Writing in splendid isolation

Posted April 07, 2014

Writing in splendid isolation

My study looks out on to a field. Last year the field was full of vivid yellow rape seed flowers. This year it’s full of diggers. 

Like much of rural England, it’s having a Nick Boles 'houses are better than green fields' makeover. And as any reputable makeup artist will tell you, the key to a successful makeover is a good base. The builders have taken this advice to heart. They’ve been stripping away every layer of earth right down to the clay surface. 

Every morning, just before eight o’clock, I hear the first rumblings of the mechanical diggers as they track their way across the site. This is followed by a loud clanging each time one of the excavator buckets is emptied (of good quality top soil, should you be interested). The sound level is on a sliding scale between a deafening clatter that crams my head and a low, persistent droning that makes my ears ache. All very annoying. Especially when I’m writing. 

At first I tried to fit in with the builders' work pattern.

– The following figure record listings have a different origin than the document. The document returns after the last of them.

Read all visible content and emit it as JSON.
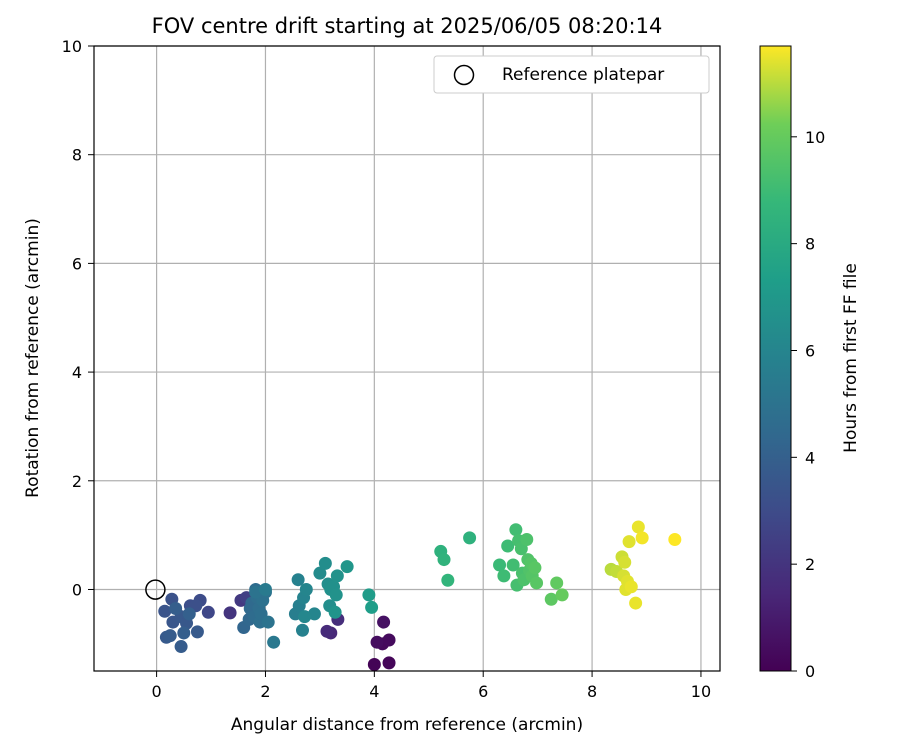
{
  "chart_data": {
    "type": "scatter",
    "title": "FOV centre drift starting at 2025/06/05 08:20:14",
    "xlabel": "Angular distance from reference (arcmin)",
    "ylabel": "Rotation from reference (arcmin)",
    "xlim": [
      -1.15,
      10.35
    ],
    "ylim": [
      -1.5,
      10
    ],
    "xticks": [
      "0",
      "2",
      "4",
      "6",
      "8",
      "10"
    ],
    "yticks": [
      "0",
      "2",
      "4",
      "6",
      "8",
      "10"
    ],
    "grid": true,
    "legend": {
      "placement": "top-right",
      "entries": [
        "Reference platepar"
      ]
    },
    "reference_point": {
      "x": 0,
      "y": 0
    },
    "colorbar": {
      "label": "Hours from first FF file",
      "min": 0,
      "max": 11.7,
      "ticks": [
        "0",
        "2",
        "4",
        "6",
        "8",
        "10"
      ],
      "colormap": "viridis"
    },
    "points": [
      {
        "x": 4.0,
        "y": -1.38,
        "h": 0.1
      },
      {
        "x": 4.27,
        "y": -1.35,
        "h": 0.2
      },
      {
        "x": 4.15,
        "y": -1.0,
        "h": 0.3
      },
      {
        "x": 4.27,
        "y": -0.93,
        "h": 0.35
      },
      {
        "x": 4.05,
        "y": -0.97,
        "h": 0.45
      },
      {
        "x": 4.17,
        "y": -0.6,
        "h": 0.6
      },
      {
        "x": 3.2,
        "y": -0.8,
        "h": 1.5
      },
      {
        "x": 3.13,
        "y": -0.77,
        "h": 1.6
      },
      {
        "x": 3.33,
        "y": -0.55,
        "h": 1.7
      },
      {
        "x": 1.35,
        "y": -0.43,
        "h": 2.0
      },
      {
        "x": 1.55,
        "y": -0.2,
        "h": 2.2
      },
      {
        "x": 1.65,
        "y": -0.15,
        "h": 2.5
      },
      {
        "x": 0.95,
        "y": -0.42,
        "h": 2.8
      },
      {
        "x": 0.8,
        "y": -0.2,
        "h": 3.0
      },
      {
        "x": 0.62,
        "y": -0.3,
        "h": 3.1
      },
      {
        "x": 0.72,
        "y": -0.3,
        "h": 3.2
      },
      {
        "x": 0.28,
        "y": -0.18,
        "h": 3.3
      },
      {
        "x": 0.15,
        "y": -0.4,
        "h": 3.4
      },
      {
        "x": 0.3,
        "y": -0.6,
        "h": 3.5
      },
      {
        "x": 0.45,
        "y": -0.5,
        "h": 3.6
      },
      {
        "x": 0.55,
        "y": -0.62,
        "h": 3.6
      },
      {
        "x": 0.75,
        "y": -0.78,
        "h": 3.7
      },
      {
        "x": 0.18,
        "y": -0.88,
        "h": 3.7
      },
      {
        "x": 0.25,
        "y": -0.85,
        "h": 3.8
      },
      {
        "x": 0.45,
        "y": -1.05,
        "h": 3.8
      },
      {
        "x": 0.5,
        "y": -0.8,
        "h": 3.9
      },
      {
        "x": 0.35,
        "y": -0.35,
        "h": 3.9
      },
      {
        "x": 0.6,
        "y": -0.45,
        "h": 4.0
      },
      {
        "x": 1.6,
        "y": -0.7,
        "h": 4.3
      },
      {
        "x": 1.7,
        "y": -0.55,
        "h": 4.4
      },
      {
        "x": 1.72,
        "y": -0.35,
        "h": 4.5
      },
      {
        "x": 1.75,
        "y": -0.25,
        "h": 4.5
      },
      {
        "x": 1.8,
        "y": -0.5,
        "h": 4.6
      },
      {
        "x": 1.82,
        "y": 0.0,
        "h": 4.6
      },
      {
        "x": 1.85,
        "y": -0.15,
        "h": 4.7
      },
      {
        "x": 1.88,
        "y": -0.35,
        "h": 4.7
      },
      {
        "x": 1.9,
        "y": -0.6,
        "h": 4.8
      },
      {
        "x": 1.92,
        "y": -0.45,
        "h": 4.8
      },
      {
        "x": 1.95,
        "y": -0.2,
        "h": 4.9
      },
      {
        "x": 2.0,
        "y": -0.05,
        "h": 4.9
      },
      {
        "x": 2.05,
        "y": -0.6,
        "h": 5.0
      },
      {
        "x": 1.82,
        "y": -0.05,
        "h": 5.0
      },
      {
        "x": 2.15,
        "y": -0.97,
        "h": 5.3
      },
      {
        "x": 2.0,
        "y": 0.0,
        "h": 5.4
      },
      {
        "x": 2.55,
        "y": -0.45,
        "h": 5.6
      },
      {
        "x": 2.62,
        "y": -0.3,
        "h": 5.7
      },
      {
        "x": 2.6,
        "y": 0.18,
        "h": 5.8
      },
      {
        "x": 2.68,
        "y": -0.75,
        "h": 5.8
      },
      {
        "x": 2.7,
        "y": -0.15,
        "h": 5.9
      },
      {
        "x": 2.75,
        "y": 0.0,
        "h": 6.0
      },
      {
        "x": 2.9,
        "y": -0.45,
        "h": 6.0
      },
      {
        "x": 2.72,
        "y": -0.5,
        "h": 6.1
      },
      {
        "x": 3.0,
        "y": 0.3,
        "h": 6.3
      },
      {
        "x": 3.1,
        "y": 0.48,
        "h": 6.4
      },
      {
        "x": 3.15,
        "y": 0.1,
        "h": 6.5
      },
      {
        "x": 3.18,
        "y": -0.3,
        "h": 6.5
      },
      {
        "x": 3.2,
        "y": 0.0,
        "h": 6.6
      },
      {
        "x": 3.25,
        "y": 0.05,
        "h": 6.6
      },
      {
        "x": 3.3,
        "y": -0.1,
        "h": 6.7
      },
      {
        "x": 3.32,
        "y": 0.25,
        "h": 6.7
      },
      {
        "x": 3.28,
        "y": -0.42,
        "h": 6.8
      },
      {
        "x": 3.5,
        "y": 0.42,
        "h": 6.9
      },
      {
        "x": 3.9,
        "y": -0.1,
        "h": 7.2
      },
      {
        "x": 3.95,
        "y": -0.33,
        "h": 7.3
      },
      {
        "x": 5.22,
        "y": 0.7,
        "h": 8.4
      },
      {
        "x": 5.28,
        "y": 0.55,
        "h": 8.5
      },
      {
        "x": 5.35,
        "y": 0.17,
        "h": 8.6
      },
      {
        "x": 5.75,
        "y": 0.95,
        "h": 8.4
      },
      {
        "x": 6.3,
        "y": 0.45,
        "h": 8.9
      },
      {
        "x": 6.38,
        "y": 0.25,
        "h": 9.0
      },
      {
        "x": 6.45,
        "y": 0.8,
        "h": 9.0
      },
      {
        "x": 6.55,
        "y": 0.45,
        "h": 9.1
      },
      {
        "x": 6.6,
        "y": 1.1,
        "h": 9.1
      },
      {
        "x": 6.62,
        "y": 0.08,
        "h": 9.2
      },
      {
        "x": 6.65,
        "y": 0.9,
        "h": 9.2
      },
      {
        "x": 6.7,
        "y": 0.75,
        "h": 9.3
      },
      {
        "x": 6.72,
        "y": 0.3,
        "h": 9.3
      },
      {
        "x": 6.75,
        "y": 0.18,
        "h": 9.4
      },
      {
        "x": 6.8,
        "y": 0.92,
        "h": 9.4
      },
      {
        "x": 6.82,
        "y": 0.55,
        "h": 9.5
      },
      {
        "x": 6.85,
        "y": 0.35,
        "h": 9.5
      },
      {
        "x": 6.88,
        "y": 0.48,
        "h": 9.6
      },
      {
        "x": 6.9,
        "y": 0.25,
        "h": 9.6
      },
      {
        "x": 6.95,
        "y": 0.4,
        "h": 9.7
      },
      {
        "x": 6.98,
        "y": 0.12,
        "h": 9.7
      },
      {
        "x": 7.25,
        "y": -0.18,
        "h": 9.8
      },
      {
        "x": 7.35,
        "y": 0.12,
        "h": 9.9
      },
      {
        "x": 7.45,
        "y": -0.1,
        "h": 10.0
      },
      {
        "x": 8.35,
        "y": 0.37,
        "h": 11.0
      },
      {
        "x": 8.45,
        "y": 0.33,
        "h": 11.1
      },
      {
        "x": 8.55,
        "y": 0.6,
        "h": 11.2
      },
      {
        "x": 8.58,
        "y": 0.25,
        "h": 11.3
      },
      {
        "x": 8.6,
        "y": 0.5,
        "h": 11.3
      },
      {
        "x": 8.65,
        "y": 0.15,
        "h": 11.4
      },
      {
        "x": 8.62,
        "y": 0.0,
        "h": 11.4
      },
      {
        "x": 8.68,
        "y": 0.88,
        "h": 11.4
      },
      {
        "x": 8.72,
        "y": 0.05,
        "h": 11.5
      },
      {
        "x": 8.8,
        "y": -0.25,
        "h": 11.5
      },
      {
        "x": 8.85,
        "y": 1.15,
        "h": 11.5
      },
      {
        "x": 8.92,
        "y": 0.95,
        "h": 11.6
      },
      {
        "x": 9.52,
        "y": 0.92,
        "h": 11.7
      }
    ]
  }
}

I wrote in furious bursts when they took their breaks (10 o’clock for tea; 1 o’clock for lunch). Or put my creative juices on hold until 4 o’clock in the afternoon when they downed tools for the day. Of course, by then, my day was practically over too.

I've now resorted to wearing my husband’s noise cancelling headphones. I look like one of those people who guide an aeroplane to its parking stand. Ironic as we’re on the flight path to Stansted! 

For the first few days I sat with two giant ear muffs clamped to the side of my head, cursing their ineffectiveness. However, since discovering the ‘on’ switch I find that they do significantly reduce the noise level. 

The down side is that they also accentuate my incessant humming. I can see why I’ve driven my friends and family crazy for so many years. And they don’t deal with the visual upsets that disturb my concentration like huge mounds of excavated earth, the high steel fence that towers above my garden or the men in high vis jackets prowling past my window. 

My husband works from home a couple of days a week so it’s only a matter of time until he reclaims his headphones. Fortunately I’ve found the perfect replacement (for the headphones, not my husband). It's called The Isolator.  Invented in 1925, this bizarre helmet is designed to focus the mind of the writer by eliminating all outside noise and restricting vision to a narrow slit. Just what I need.

I’m not sure about the oxygen tank though: we have a gas cooker!!!